I understand that clean up and recovery are going to take quite some time, and I expected that, given the damage I’ve seen.

I expected that neighbors would pull together to help one another through the rough spots, and they have.

I expected that people would show up from seemingly nowhere and offer to help, and they did.

I expected that those hardest hit would learn a lot about filing insurance claims and registering with FEMA for additional help, and they did. Some still are.

What I didn’t expect was how long it’s taking me to get used to the new landscape. Things look so different now.

I’m so relieved that no one in Beaufort County died as a result of the storm. No one suffered major injuries that we know of.

Now, my heart hurts for our trees.

I’ve long been a tree hugger. Not literally, but I do have a fondness for trees. I appreciate our symbiotic relationship with trees and oxygen and breathing and all that, but I really just like trees.

Upon my return after evacuation, I recall driving through Bluffton, down May River Road, and being startled at the number of massive trees that were down, along the sides of the roadway, with power lines intertwined among the branches.

I could only guess how strong the wind must have been that these beautiful old trees were unmercifully yanked from the ground, bent or twisted and strewn about.

As I drove onto Hilton Head, the sight of broken trees along Hwy. 278 brought tears to my eyes. How could this be, I wondered.

I’ve been driving past those woods and forests 10 times a week for decades, and now it’s all so different.

I could see daylight through a stand of pines, because they were snapped like pencils, bent at odd angles, leaning this way and that.

Waking up the first morning I was back, I had an odd awareness when I looked out my bedroom window. It was very bright in a way I hadn’t seen in the 20 years we’ve lived in our house.

Still groggy, I finally realized that our neighbor had lost several very large pines – the ones that had blocked the sun from our backyard in the mornings.

Over the past few weeks, I’ve watched the leaves on the downed trees turn brown. As the leaves fall away, we can see more of the damage, more splintered and broken trees. We can see into yards and neighborhoods that were formerly hidden by buffers of greenery.
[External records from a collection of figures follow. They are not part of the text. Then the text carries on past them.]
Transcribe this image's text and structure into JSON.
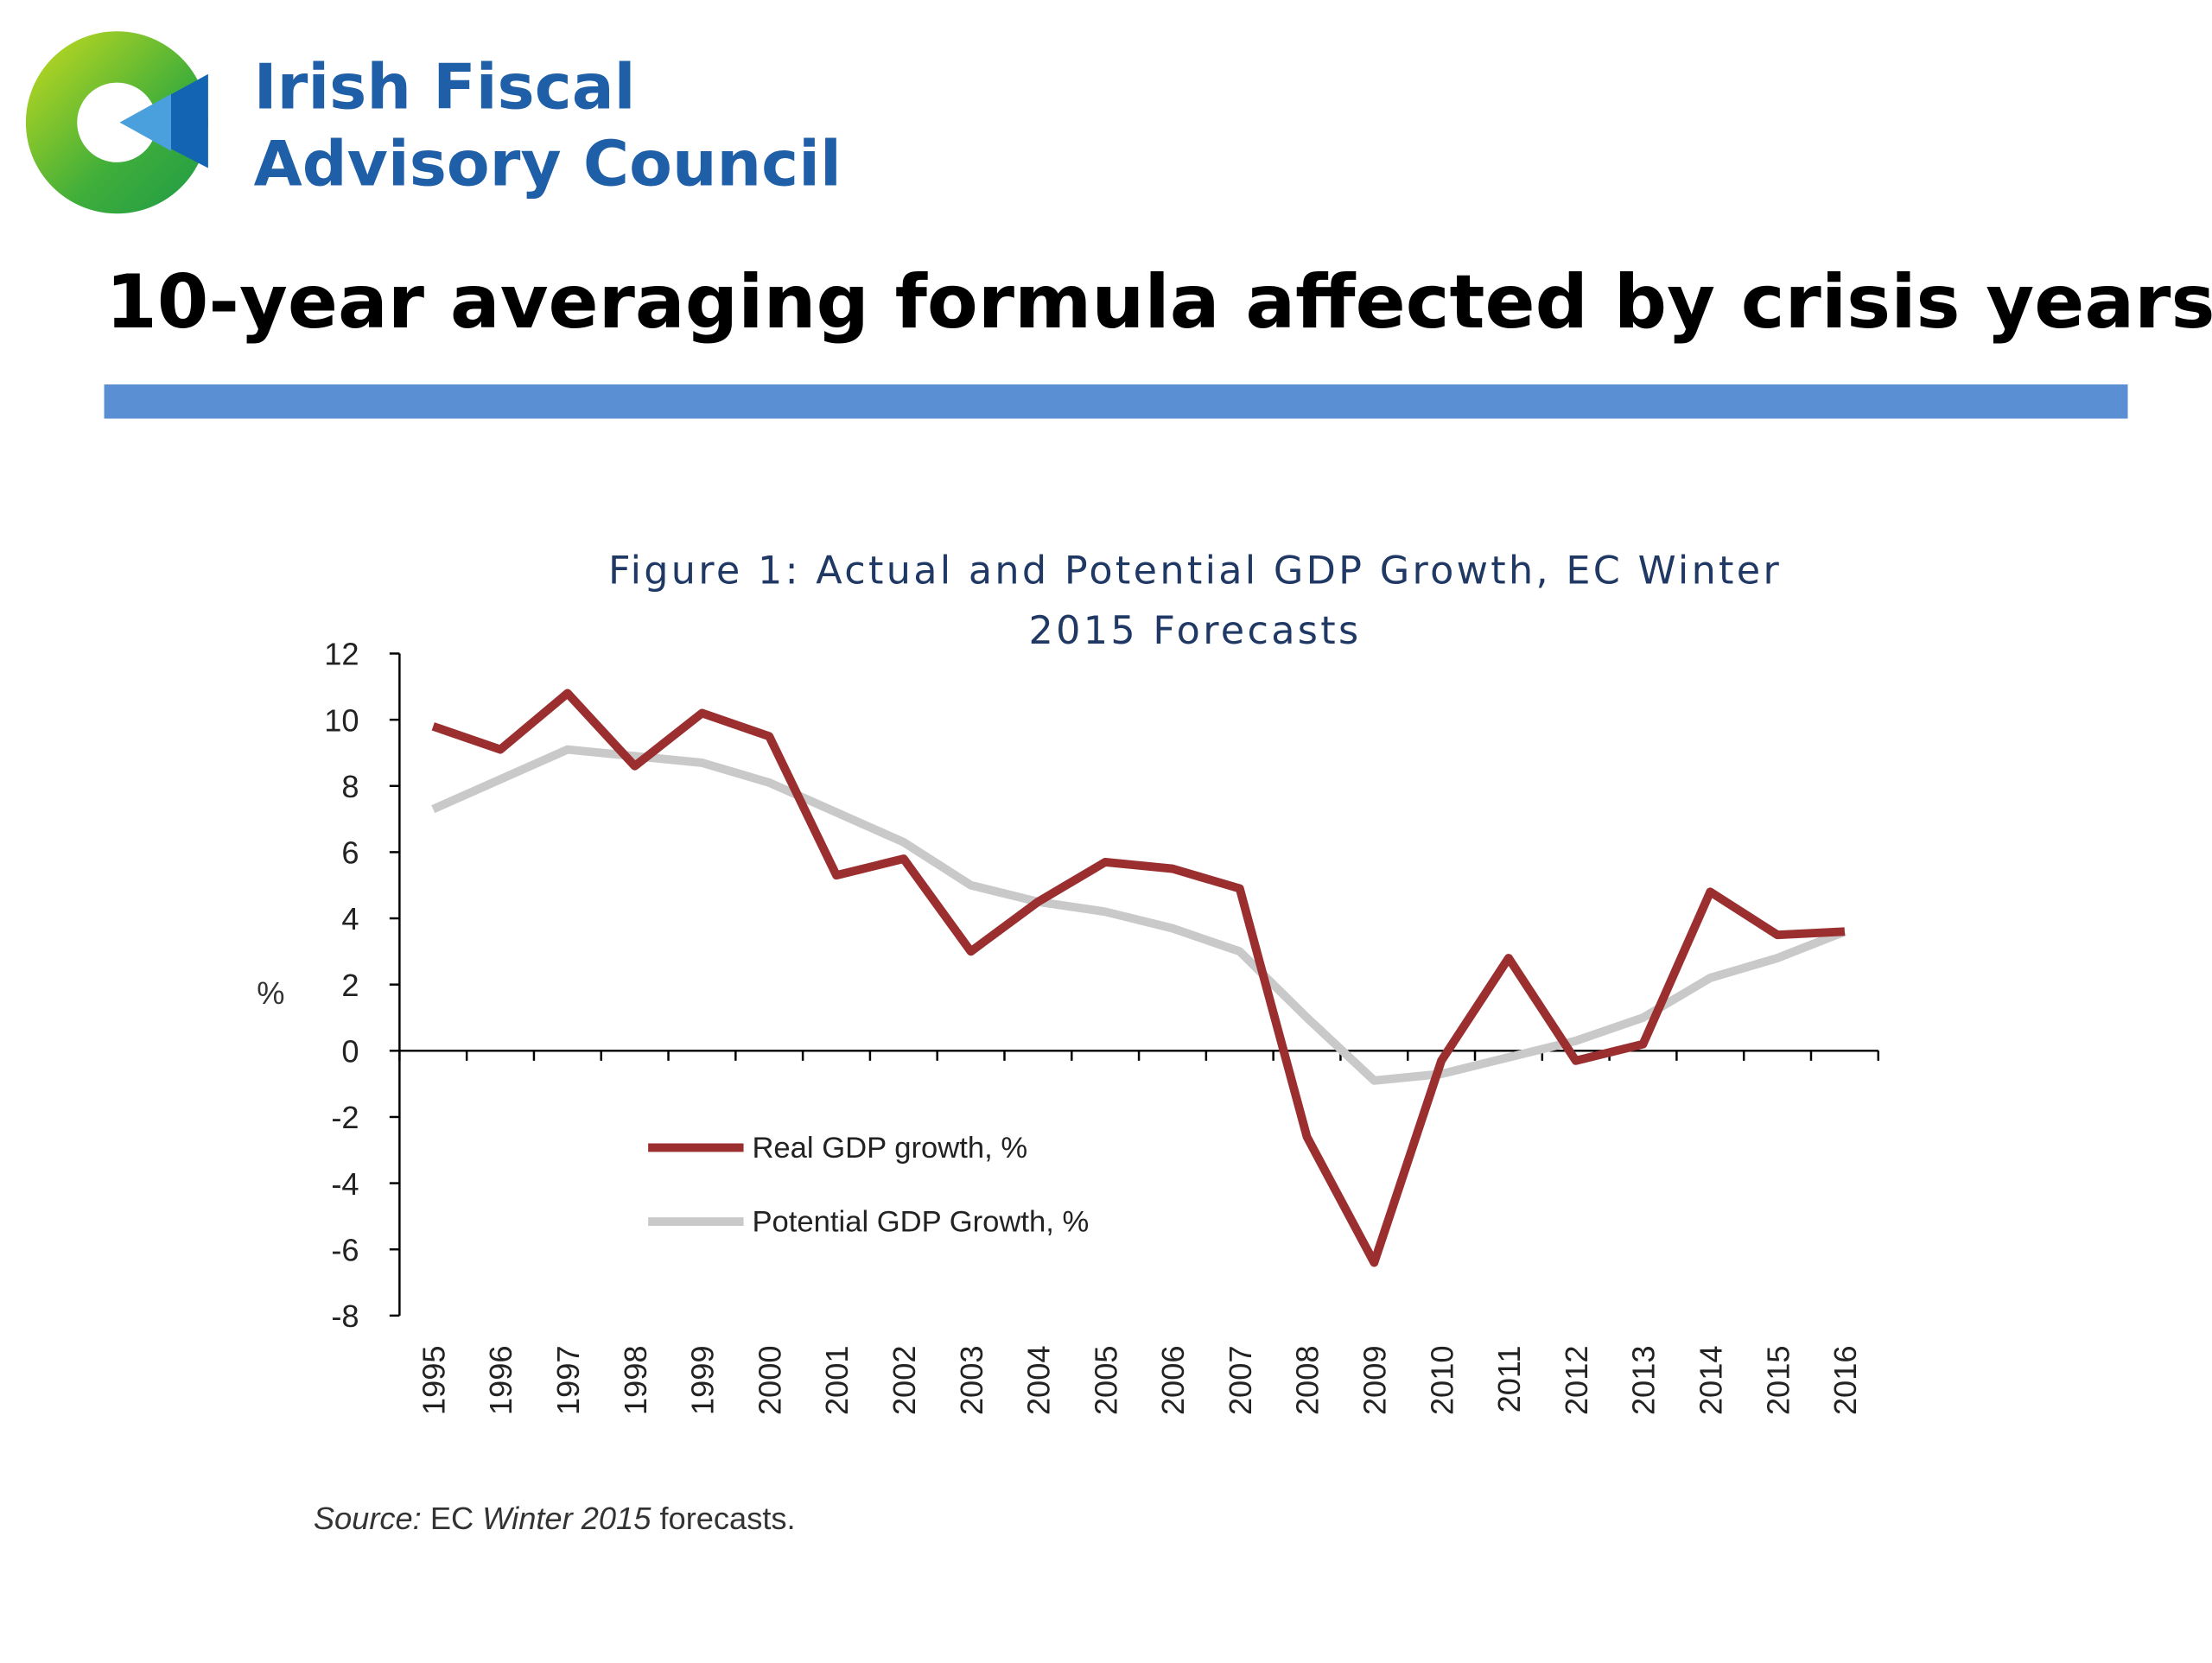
{
  "header": {
    "org_lines": [
      "Irish Fiscal",
      "Advisory Council"
    ],
    "slide_title": "10-year averaging formula affected by crisis years"
  },
  "chart_data": {
    "type": "line",
    "title": [
      "Figure 1: Actual and Potential GDP Growth, EC Winter",
      "2015 Forecasts"
    ],
    "ylabel": "%",
    "categories": [
      "1995",
      "1996",
      "1997",
      "1998",
      "1999",
      "2000",
      "2001",
      "2002",
      "2003",
      "2004",
      "2005",
      "2006",
      "2007",
      "2008",
      "2009",
      "2010",
      "2011",
      "2012",
      "2013",
      "2014",
      "2015",
      "2016"
    ],
    "series": [
      {
        "name": "Real GDP growth, %",
        "color": "#9b2f30",
        "values": [
          9.8,
          9.1,
          10.8,
          8.6,
          10.2,
          9.5,
          5.3,
          5.8,
          3.0,
          4.5,
          5.7,
          5.5,
          4.9,
          -2.6,
          -6.4,
          -0.3,
          2.8,
          -0.3,
          0.2,
          4.8,
          3.5,
          3.6
        ]
      },
      {
        "name": "Potential GDP Growth, %",
        "color": "#c9c9c9",
        "values": [
          7.3,
          8.2,
          9.1,
          8.9,
          8.7,
          8.1,
          7.2,
          6.3,
          5.0,
          4.5,
          4.2,
          3.7,
          3.0,
          1.0,
          -0.9,
          -0.7,
          -0.2,
          0.3,
          1.0,
          2.2,
          2.8,
          3.6
        ]
      }
    ],
    "ylim": [
      -8,
      12
    ],
    "yticks": [
      -8,
      -6,
      -4,
      -2,
      0,
      2,
      4,
      6,
      8,
      10,
      12
    ],
    "grid": false,
    "legend": "lower-left",
    "source": [
      {
        "text": "Source:",
        "italic": true
      },
      {
        "text": " EC ",
        "italic": false
      },
      {
        "text": "Winter 2015",
        "italic": true
      },
      {
        "text": " forecasts.",
        "italic": false
      }
    ]
  }
}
The sight of the shattered and fallen trees still chokes me up, every morning on my way to work and home again in the afternoon. Tears fill my eyes if I don’t look away.

Though I’m glad our local iconic trees – the Liberty Oak at Harbour Town and the Secession Oak in Bluffton – weathered the storm, I am pained by those regular, normal, everyday oaks and pines and sycamores that didn’t make it.

I’m confident we’ll get used to the new landscape eventually, and small trees will grow where others fell. Nature will take care of itself.

The sun shines a little differently on our world now, and I’m trying hard to see that as a good thing.